III-                 …. Qui sont le reflet d’une société
a)      L’animalité
-          Onomastique : Poisson, Putois, Lerat : noms d’animaux. Le Naturalisme a un gout particulier pour les instincts humains.
-          Automatismes : « la carcasse est le morceau des dames » : présent de vérité générale ; « l’oie  guérissait les maladies de rate » : évoque une croyance populaire
-          Comparée à un animal « gloutonne comme une chatte »
-          Comportements à table : « s’enlever le bout » « en arrachait la viande » « grattaient des os »
-          « abêti » : bête + « gésier »
Impression d’assister à un festin de bête plus que d’êtres humains. Zola dépeint le petit peuple de Paris au 19ème.

b)      Le petit peuple
-          La métaphore « personne de la société … conscience » : repos exceptionnel
-          « faces pareilles … prospérité « : comparaison gens riches
-          « lui dont le gésier avait perdu le gout de pain » euphémisme, il ne peut plus manger de pain. Faim, souffrance, vieillesse.
-          Argot, lexique familier : « godiche » « bâfrer » « collé » « gloutonne » « on s’en flanquera une bosse » « gueuleton » …
-          Style indirect libre : ajoute de l’oralité, on a l’impression d’entendre le peuple.
-          Jurons « Tonnerre de Dieu » « Nom de Dieu »
-          Expressions familières « mes enfants » « vrai » « par exemple »
-          Milieu ouvrier frappé par l’alcoolisme -> fin du texte

Conclusion :
Derrière les aspects comiques de ce festin gargantuesque et de ses personnages-type le lecteur ne doit pas se tromper : c’est un réel portrait de la société du 19ème siècle que nous donne à voir et à entendre Zola.

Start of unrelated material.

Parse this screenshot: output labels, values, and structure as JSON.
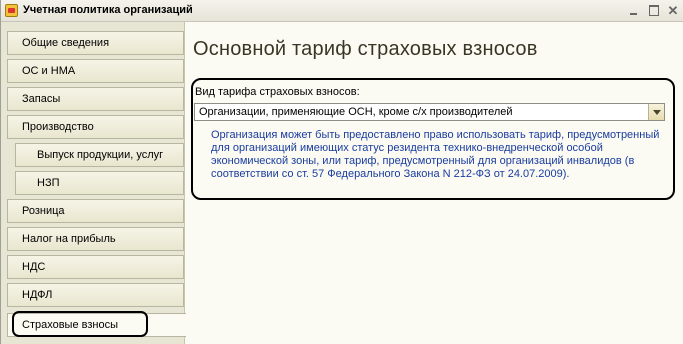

Le Naturalisme en tant qu’exploration scientifique du monde à travers  la littérature est bien là. Nous sommes plongés au milieu de ce monde ouvrier parisien et le repas, acte simple et quotidien, devient lieux d’expériences sociologiques. La vérité crue apparaît, ce qui explique la polémique suscitée par le roman lors de sa parution.